- Bitcoin extended its slide to $63,822, down 50% from its October 2025 all-time high, driven by macro-economic pressures and persistent ETF outflows.
- Analysts attribute the drop to a combination of tariff announcements, negative rate expectations, and high market leverage, not a broken market cycle.
- While a further correction toward $55,000 is possible, experts see an intact structural foundation for Bitcoin, with the market potentially entering a base-building phase.
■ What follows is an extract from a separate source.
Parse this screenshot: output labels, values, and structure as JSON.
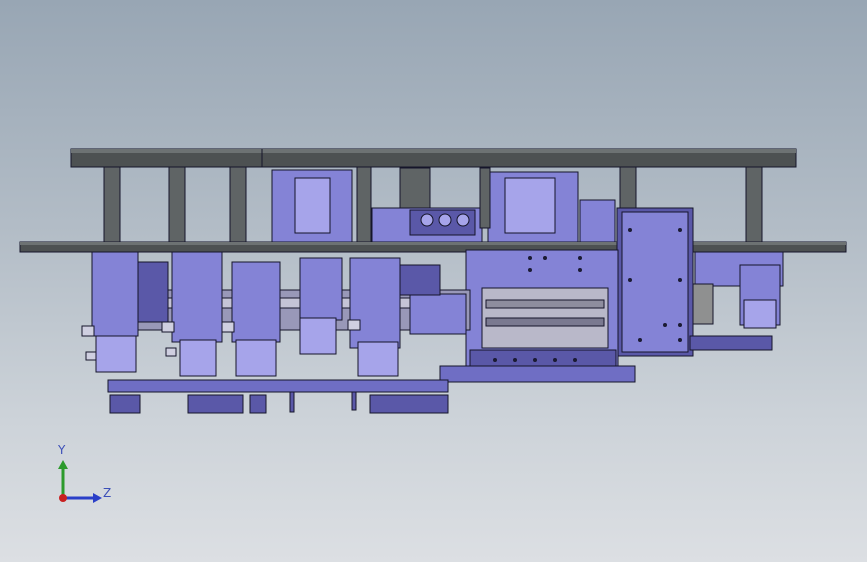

Bitcoin plunged to $63,822 on Tuesday, extending a sharp weekly decline as investors grappled with new U.S. tariffs and a “higher-for-longer” interest rate environment. This drop marks a 50% correction from the cryptocurrency’s all-time high of $126,080 reached just five months ago, according to CoinGecko data.
Analysts stress this selloff stems from compounding macro shocks landing on a highly leveraged market. “Bitcoin’s drop below $64,000 was not a single event,” said Rachael Lucas of BTC Markets, who pointed to President Trump’s decision on global tariffs as the catalyst.
Consequently, Bitcoin Markets continued trading as a risk asset, with capital rotating toward traditional safe havens. The pressure intensified as the Federal Reserve’s inaction pushed the odds of no rate cut to 96%, as shown by the CME’s FedWatch Tool.
Meanwhile, digital asset investment products logged their fifth consecutive week of outflows, totaling roughly $4 billion. Nick Ruck of LVRG Research confirmed the price fall reflects macro pressures and “persistent negative ETF flows.”
However, experts maintain that Bitcoin’s fundamental four-year cycle is not broken. Lucas noted that if the cycle holds, 2026 represents a correction and base-building phase before the next accumulation period.
Looking ahead, the near-term outlook remains cautious, with the potential for prices to test the realized price level near $55,000. Justin d’Anethan of Arctic Digital acknowledged that level is “definitely not out of reach” in the current environment.